The Fate of Flying Things

You’re pleasantly surprised to find your windscreen’s clear of bugs, yet strangely chilled by the hush of a world falling out of love 

if you’d have blown up the science lab at school, well, there’d be hoo-haa for sure, barred from chemistry, your parents would be called 

But when you all hatched your expert plans for greatly increased yields, you were allowed to take your wretched reckless madness outside into the fields 

in poison the lie of the land is steeped in 

sell-out science sings to defend the senseless sin 

But if a spaceship arrived to write it in the sky, behold: The fate of flying things will be the fate of humankind 

Tiny eggs in secret places 

Tiny eggs in secret places, of messengers of life 

each heartbeat a billion stitches, in the tapestry of life 

Don’t we dig that we’re all related? 

We really are in this together 

Ooh, yeah, I’m taking flight now . . . 

Dream of a world that lives in its natural order, dream that there can be meadows and hedgerows and farm borders  

How insane can this be? 

Surely the bees should have earned respect by now, timeless workers, whose deeds are so much greater than the plough   

Music by Matt Hall; Lyrics and melody by John Harris

Soundtrack by Matt Hall; Vocals by John Harris

Produced by John Harris and Matt Hall; Engineered by Matt Hall at SLW Studio.

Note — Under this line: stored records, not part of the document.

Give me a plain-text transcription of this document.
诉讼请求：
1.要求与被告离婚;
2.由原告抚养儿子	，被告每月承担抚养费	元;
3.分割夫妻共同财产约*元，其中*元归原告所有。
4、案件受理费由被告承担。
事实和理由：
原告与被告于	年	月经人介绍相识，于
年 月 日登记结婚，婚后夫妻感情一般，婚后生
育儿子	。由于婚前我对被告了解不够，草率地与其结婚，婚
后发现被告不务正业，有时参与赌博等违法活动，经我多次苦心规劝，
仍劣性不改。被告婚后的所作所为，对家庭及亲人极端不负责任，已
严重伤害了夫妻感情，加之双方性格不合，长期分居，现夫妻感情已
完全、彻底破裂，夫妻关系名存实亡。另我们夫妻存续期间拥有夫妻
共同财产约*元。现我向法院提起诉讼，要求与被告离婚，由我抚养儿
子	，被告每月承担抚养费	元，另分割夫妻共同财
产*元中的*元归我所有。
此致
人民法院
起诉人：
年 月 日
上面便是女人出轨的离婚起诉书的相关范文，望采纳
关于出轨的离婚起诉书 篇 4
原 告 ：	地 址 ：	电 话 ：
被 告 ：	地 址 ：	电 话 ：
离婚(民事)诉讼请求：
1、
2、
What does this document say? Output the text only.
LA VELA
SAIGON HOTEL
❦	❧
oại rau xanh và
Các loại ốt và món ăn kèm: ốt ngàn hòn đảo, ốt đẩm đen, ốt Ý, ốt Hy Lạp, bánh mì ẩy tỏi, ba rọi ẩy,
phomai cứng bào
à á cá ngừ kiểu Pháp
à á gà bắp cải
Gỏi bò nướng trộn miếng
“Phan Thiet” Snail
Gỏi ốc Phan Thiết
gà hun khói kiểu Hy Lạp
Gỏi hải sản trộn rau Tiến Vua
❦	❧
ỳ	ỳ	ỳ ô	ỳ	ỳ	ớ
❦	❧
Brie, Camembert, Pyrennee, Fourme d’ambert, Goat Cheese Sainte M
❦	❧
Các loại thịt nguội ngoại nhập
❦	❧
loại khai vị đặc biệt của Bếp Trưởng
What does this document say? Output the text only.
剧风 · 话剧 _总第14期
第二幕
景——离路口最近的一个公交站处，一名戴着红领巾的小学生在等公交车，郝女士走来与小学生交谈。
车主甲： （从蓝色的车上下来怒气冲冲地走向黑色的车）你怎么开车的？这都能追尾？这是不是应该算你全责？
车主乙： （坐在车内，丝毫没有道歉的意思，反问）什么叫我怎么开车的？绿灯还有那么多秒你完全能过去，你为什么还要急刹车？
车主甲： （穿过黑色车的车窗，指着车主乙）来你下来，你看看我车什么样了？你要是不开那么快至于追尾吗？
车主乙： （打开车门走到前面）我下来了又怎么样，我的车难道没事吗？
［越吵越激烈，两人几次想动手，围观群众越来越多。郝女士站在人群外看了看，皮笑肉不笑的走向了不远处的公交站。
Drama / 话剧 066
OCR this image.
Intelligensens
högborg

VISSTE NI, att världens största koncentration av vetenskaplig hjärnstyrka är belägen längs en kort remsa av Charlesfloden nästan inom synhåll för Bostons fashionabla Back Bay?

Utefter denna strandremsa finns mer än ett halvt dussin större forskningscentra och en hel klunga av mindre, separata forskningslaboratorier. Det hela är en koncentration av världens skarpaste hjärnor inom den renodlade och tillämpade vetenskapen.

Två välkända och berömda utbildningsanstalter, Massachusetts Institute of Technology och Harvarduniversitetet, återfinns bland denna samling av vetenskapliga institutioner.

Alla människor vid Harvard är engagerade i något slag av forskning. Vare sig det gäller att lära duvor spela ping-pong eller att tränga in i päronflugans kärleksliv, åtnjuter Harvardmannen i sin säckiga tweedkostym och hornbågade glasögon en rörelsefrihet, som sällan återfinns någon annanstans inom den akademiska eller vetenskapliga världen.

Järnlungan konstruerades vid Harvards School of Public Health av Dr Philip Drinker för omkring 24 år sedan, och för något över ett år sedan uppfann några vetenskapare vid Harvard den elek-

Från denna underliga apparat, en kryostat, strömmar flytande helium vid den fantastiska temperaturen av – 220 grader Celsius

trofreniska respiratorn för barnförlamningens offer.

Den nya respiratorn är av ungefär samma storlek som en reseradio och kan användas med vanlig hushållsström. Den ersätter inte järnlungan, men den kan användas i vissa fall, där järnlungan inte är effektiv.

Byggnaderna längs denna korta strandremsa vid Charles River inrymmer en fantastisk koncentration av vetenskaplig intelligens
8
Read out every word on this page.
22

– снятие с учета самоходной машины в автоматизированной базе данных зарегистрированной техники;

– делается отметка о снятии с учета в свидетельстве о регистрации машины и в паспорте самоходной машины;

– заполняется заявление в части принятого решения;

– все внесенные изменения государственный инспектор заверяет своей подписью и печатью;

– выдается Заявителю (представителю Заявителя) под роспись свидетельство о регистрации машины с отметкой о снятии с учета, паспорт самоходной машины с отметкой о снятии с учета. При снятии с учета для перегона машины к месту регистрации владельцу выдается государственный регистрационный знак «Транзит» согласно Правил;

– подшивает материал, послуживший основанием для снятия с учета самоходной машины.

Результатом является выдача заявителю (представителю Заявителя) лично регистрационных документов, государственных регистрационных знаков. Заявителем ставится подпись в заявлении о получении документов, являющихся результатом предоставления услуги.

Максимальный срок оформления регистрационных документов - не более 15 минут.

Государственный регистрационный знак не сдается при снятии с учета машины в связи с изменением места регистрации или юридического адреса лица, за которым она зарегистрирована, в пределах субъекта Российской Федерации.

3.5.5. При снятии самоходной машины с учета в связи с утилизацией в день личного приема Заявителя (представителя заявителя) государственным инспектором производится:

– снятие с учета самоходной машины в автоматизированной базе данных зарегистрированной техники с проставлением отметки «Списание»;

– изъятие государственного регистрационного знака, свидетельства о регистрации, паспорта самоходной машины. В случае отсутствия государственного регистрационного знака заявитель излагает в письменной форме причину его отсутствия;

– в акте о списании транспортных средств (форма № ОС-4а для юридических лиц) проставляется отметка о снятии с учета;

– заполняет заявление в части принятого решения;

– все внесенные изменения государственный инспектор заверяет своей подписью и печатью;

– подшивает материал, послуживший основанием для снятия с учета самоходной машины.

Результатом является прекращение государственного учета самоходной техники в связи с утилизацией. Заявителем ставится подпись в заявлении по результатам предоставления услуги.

A study in forests in Germany first recorded a precipitous drop in insect populations.  People had long been noticing the decline of insects on their windscreens.  Insects are a vital part of life in the biosphere and this should be a shrill alarm.  The biosphere is what we should be talking about, the mesh of interactive systems which sustains life on Earth. And of the biosphere’s dislocation.  Words like environment are unsatisfactory, and fails to understand that this is a living system.  Climate change sounds like a mild seasonal turning, rather than the destruction of a natural wonder.  Whether of a religious persuasion or not, it feels appropriate to feel a religious awe towards this living system.  Indeed, as it was in the beginning, a religious kind of awe towards land and nature may be essential to humanity’s survival.